In 2006, milder winter weather led to a $30 million decrease in operating income for CERC's natural gas sector. In the same year, a mild summer led to a $49 million decrease in operating income for CenterPoint Houston because of the decrease in demand for air conditioning services.[23]
CenterPoint Houston Has Unrecovered True-Up Funds In May 1999 a bill was passed in Texas called the Texas Electric Choice Act, which dictated that generation and retail services by utilities be subject to the competitive market---the bill was eneacted in 2002. Before the bill, utilities, which are monopolies, could charge a higher price than would be ideal for the public because so few companies offered similar service. Because it would be unfair for the company to be subject to such a drastic drop in its prices so quickly, "true-up" proceedings began three years after the bill was passed in an effort to compensate the electric utilites for revenues they would have earned with their previously higher prices[24] In March 2004, CenterPoint Houston, CNP's electric utility filed with the TUC requesting the recovery of $3.7 billion. In December of that year, the TUC let the firm recover only $2.3 billion of their requested $3.7 billion. CenterPoint remained in the process of appealing as of December 2007 and looks to recover at least $146 million, but it stood that the company remains in debt and the Texas Utility Commission had yet to make a final decision on whether or not to allow more compensation.[25]
Consolidated Finances Mean Limited Ability to Refinance Because CenterPoint Energy is a consolidated holding company that operates in every major utility sector, its ability to refinance existing debt is limited. On a consolidated basis, CNP had $9.7 billion of outstanding indebtedness as of December 2007. The future financing for paying off this debt depends on factors affecting all five major business sectors, including CenterPoint Houston's True-Up proceedings results, general economic and capital market conditions, investor confidence in each market in which CNP operates, and provisions of relevant taxes and securities laws. One example of this uncertainty of refinance possibilities is the $229 million that CenterPoint Houston specifically owes to secure pollution control bonds, the repayment of which depends almost entirely on the results of True-Up proceedings.[26]
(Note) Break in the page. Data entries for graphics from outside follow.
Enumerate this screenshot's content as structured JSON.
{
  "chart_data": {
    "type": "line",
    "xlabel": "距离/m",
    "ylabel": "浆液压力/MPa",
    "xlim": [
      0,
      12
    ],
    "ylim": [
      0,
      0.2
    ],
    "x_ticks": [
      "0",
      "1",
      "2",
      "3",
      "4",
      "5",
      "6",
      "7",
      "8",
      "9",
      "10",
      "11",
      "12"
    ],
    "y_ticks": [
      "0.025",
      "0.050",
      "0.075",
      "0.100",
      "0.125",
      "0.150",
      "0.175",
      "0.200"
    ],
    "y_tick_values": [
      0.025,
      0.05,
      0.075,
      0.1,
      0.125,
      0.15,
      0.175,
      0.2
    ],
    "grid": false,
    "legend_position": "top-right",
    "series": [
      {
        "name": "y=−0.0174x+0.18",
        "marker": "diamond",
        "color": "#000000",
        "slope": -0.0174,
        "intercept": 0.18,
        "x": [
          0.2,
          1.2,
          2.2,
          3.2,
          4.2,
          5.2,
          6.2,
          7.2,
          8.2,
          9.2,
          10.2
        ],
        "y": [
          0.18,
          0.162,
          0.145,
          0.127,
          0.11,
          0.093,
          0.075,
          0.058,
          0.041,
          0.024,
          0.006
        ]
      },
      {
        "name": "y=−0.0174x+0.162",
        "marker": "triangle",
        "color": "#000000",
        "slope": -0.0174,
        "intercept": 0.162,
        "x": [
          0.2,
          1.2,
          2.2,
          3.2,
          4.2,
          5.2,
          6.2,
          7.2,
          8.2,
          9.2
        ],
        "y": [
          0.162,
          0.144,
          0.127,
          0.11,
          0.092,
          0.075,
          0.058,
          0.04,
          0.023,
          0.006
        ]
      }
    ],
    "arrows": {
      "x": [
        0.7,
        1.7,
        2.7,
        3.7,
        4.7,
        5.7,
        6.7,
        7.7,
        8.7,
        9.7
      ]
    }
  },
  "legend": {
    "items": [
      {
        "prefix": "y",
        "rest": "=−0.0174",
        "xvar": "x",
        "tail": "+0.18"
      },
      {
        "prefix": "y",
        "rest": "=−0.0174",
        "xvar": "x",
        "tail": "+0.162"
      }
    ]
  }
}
Natural Gas Prices Significantly Affect CERC CERC, CNP's subsidiary in charge of natural gas sales and distribution, is impacted by the price levels of natural gas. Prices have fluctuated and risen sharply since November 2007, when natural gas prices were below $8 mmbtu,[27] and as of June 24, 2008, the price had risen to $13.20 mmbtu.[28] When gas prices rise sharply, risk increases that the company will not be able to collect balances from customers, and when a sustained period of high prices is reached, downward pressure on demand for natural gas occurs, affecting CERC's total output.
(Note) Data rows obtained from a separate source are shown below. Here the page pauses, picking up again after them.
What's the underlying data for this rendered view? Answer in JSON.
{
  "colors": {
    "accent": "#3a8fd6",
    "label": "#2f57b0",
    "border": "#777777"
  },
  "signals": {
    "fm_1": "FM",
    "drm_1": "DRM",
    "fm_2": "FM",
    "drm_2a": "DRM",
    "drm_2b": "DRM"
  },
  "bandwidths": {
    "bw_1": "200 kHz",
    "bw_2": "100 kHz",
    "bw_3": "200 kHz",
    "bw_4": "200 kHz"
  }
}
Competition As a utility, CenterPoint Energy naturally has little competition. Utilities are usually monopolies with price regulated by state or federal commissions. They occur naturally because of huge initial capital expenditure costs, such as those required to set up power lines and stations. There are no other electric transmission and distribution utilities in CenterPoint Houston’s service area.[29] CERC's natural gas distribution sector competes primarily with alternate energy sources such as electricity and other fuel sources, and the natural gas sales sector competes with regional and national wholesale and retail gas marketers including the marketing divisions of natural gas producers and utilities.[30] Interstate pipelines are in competition with similar pipelines and the the field services division competes with other companies in the natural gas gathering, treating, and processing business.